Et en Elites, tu te sens compétitif tous les week-ends ?
Tu sens qu'il y a souvent moyen d'espérer quelque chose en tout cas. J'aime les courses où ça pète de partout. Je suis content quand il y a de la course... Les costauds sont devant, le panache est récompensé, c'est top.

C'est toujours le cas ?
Pas du tout ! Les manches de Coupe de France DN1 par exemple, ce sont les plus chiantes ! Et encore, ça va mieux depuis que nous ne sommes plus que six par équipe. Mais ce sont souvent des courses de suiveurs où il faut essayer d'en garder le plus possible jusqu'au dernier kilomètre. Moi, ça me gonfle. En plus, je n'arrive jamais à lire ces courses-là, je n'y comprends rien ! Je pense qu'il y aurait mieux à faire. Si je pouvais choisir, je ne mettrais des points qu'aux dix ou quinze premiers. Je sais que certains me répondront qu'on pourrait se retrouver avec des équipes à 0 point à la fin de l'année mais on s'en fout ! Prime à la victoire. Il y en a marre des mecs qui courent pour faire 25e.

« J’AI UN GROS MANQUE DE CONFIANCE EN MOI »

Mais tu comprends que des coureurs ou des équipes puissent avoir des intérêts à courir de façon attentiste ?
Je suis toujours passé par des clubs d'attaquants, à Roanne, Etupes et Pro Immo. On n'a jamais compté nos coups de pédales et on essayait de décanter les courses. Mais c'est aussi parce que nous n'avions pas forcément de grands sprinteurs. Donc je peux comprendre, mais je trouverais quand même triste de tout miser sur l'attente au briefing le matin. Il faut se faire plaisir.


Tu as toujours eu de bons résultats et ce dès les rangs Juniors avec ta deuxième place sur le Championnat de France 2008 derrière Kenny Elissonde notamment : pourquoi n'as-tu jamais eu ta chance chez les pros ?
J'ai vraiment un gros manque de confiance en moi, depuis toujours. J'ai du mal à me dire que je peux être l'un des plus forts sur une course, ou que ça va sortir quand je l'aurai décidé. J'aurais sans doute eu la force, parfois, de faire de vrais gros résultats. J'en avais la capacité physique mais mentalement, ça n'a pas suivi. Bon, parfois, sur des 1-2-3, je peux me sentir fort, mais jamais en Elites.

Pourtant, tu as parfois semblé être l'un des plus forts si ce n'est le plus fort. Tu n'as jamais eu ce sentiment-là après une course ?
Si, ça m'arrive après coup de me dire que j'ai fait mal à la gueule des mecs. Mais c'est très rare. Le meilleur exemple, c'est sûrement Blangy.
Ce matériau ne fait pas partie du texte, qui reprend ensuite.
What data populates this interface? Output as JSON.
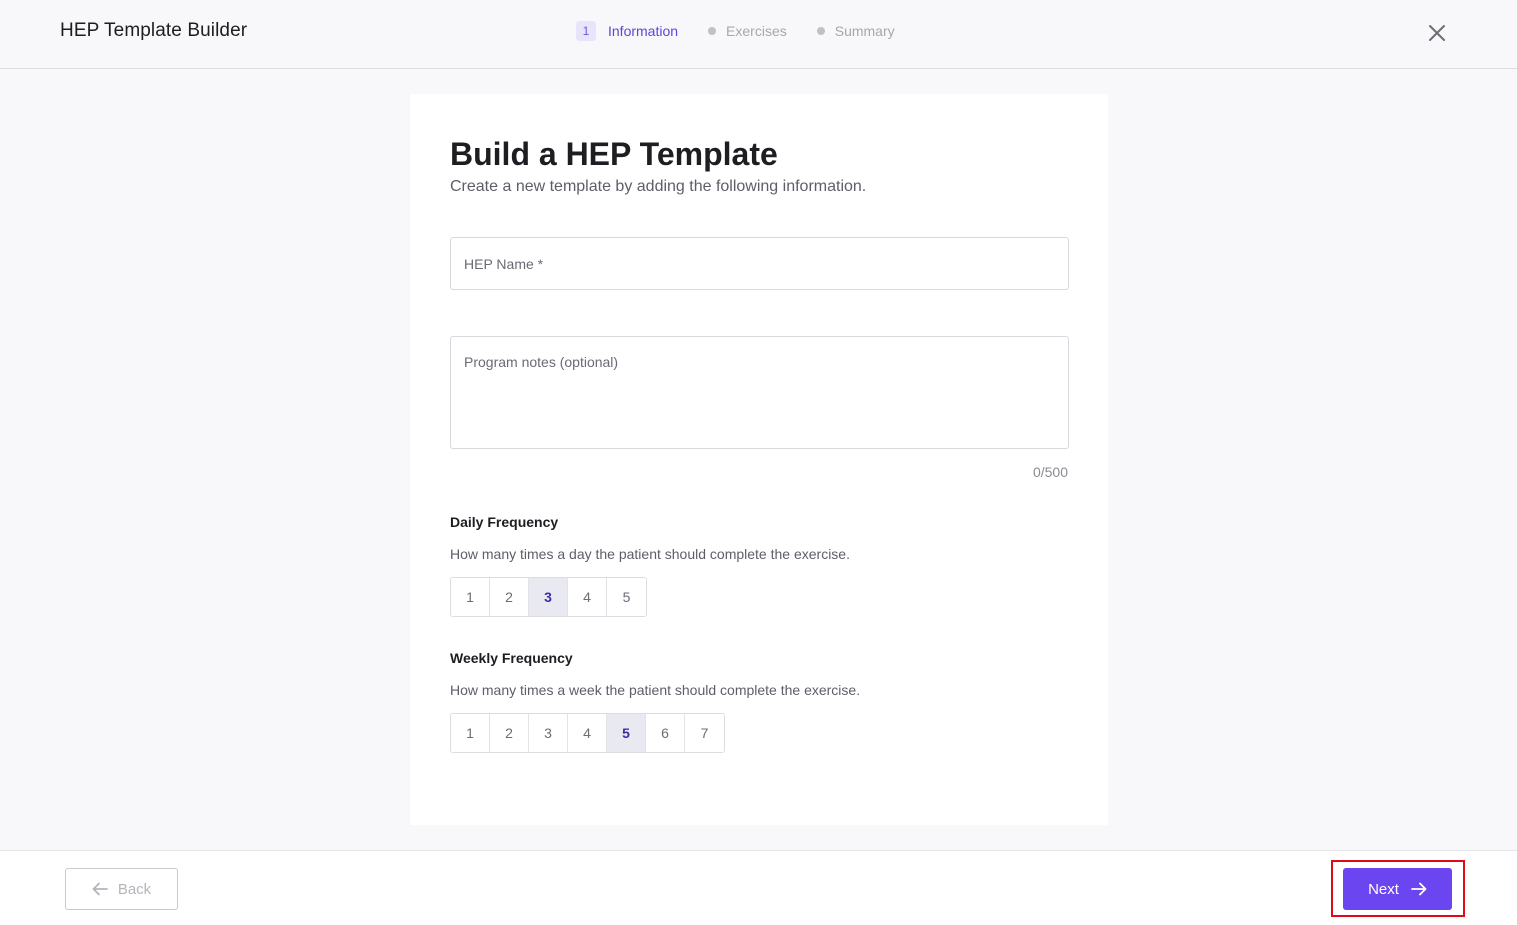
{
  "header": {
    "app_title": "HEP Template Builder",
    "steps": [
      {
        "number": "1",
        "label": "Information",
        "state": "active"
      },
      {
        "label": "Exercises",
        "state": "inactive"
      },
      {
        "label": "Summary",
        "state": "inactive"
      }
    ],
    "close_icon": "close-icon"
  },
  "form": {
    "title": "Build a HEP Template",
    "subtitle": "Create a new template by adding the following information.",
    "hep_name": {
      "value": "",
      "placeholder": "HEP Name *"
    },
    "program_notes": {
      "value": "",
      "placeholder": "Program notes (optional)",
      "char_count": "0/500"
    },
    "daily_frequency": {
      "title": "Daily Frequency",
      "description": "How many times a day the patient should complete the exercise.",
      "options": [
        "1",
        "2",
        "3",
        "4",
        "5"
      ],
      "selected": "3"
    },
    "weekly_frequency": {
      "title": "Weekly Frequency",
      "description": "How many times a week the patient should complete the exercise.",
      "options": [
        "1",
        "2",
        "3",
        "4",
        "5",
        "6",
        "7"
      ],
      "selected": "5"
    }
  },
  "footer": {
    "back_label": "Back",
    "back_icon": "arrow-left-icon",
    "next_label": "Next",
    "next_icon": "arrow-right-icon"
  },
  "colors": {
    "accent": "#6b45f0",
    "step_active": "#5b47d6",
    "highlight": "#e10a18",
    "selected_bg": "#e9e9f1"
  }
}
D'ailleurs, c'est marrant parce que c'est arrivé deux fois là-bas. Je me sentais super fort, mais ça ne sert à rien puisque la fois suivante, je me remets à douter.

« PILE JE VOLE, FACE JE SUIS A LA RUE »

C'est pour ça que tu as toujours eu du mal à enchaîner les grosses performances ?
Oui, entre autres. J'ai un problème de confiance mais aussi de régularité. Et là encore, c'est depuis toujours. J'ai vraiment du mal d'un week-end à l'autre. Je n'ai jamais réussi à l'expliquer mais c'est sûrement ce qu'il m'a également manqué pour qu'une équipe pro me fasse confiance. C'est dingue à dire mais de toute ma carrière, je n'ai jamais réussi à programmer un pic de forme. Même quand je travaillais avec Julien (Pinot) à Etupes, on ne savait pas quoi faire. Je passe de tout à rien, ou l'inverse. Parfois, il m'arrive de faire un gros résultat, d'avoir des jambes de feu puis de me battre avec le vélo dès le fictif trois jours plus tard.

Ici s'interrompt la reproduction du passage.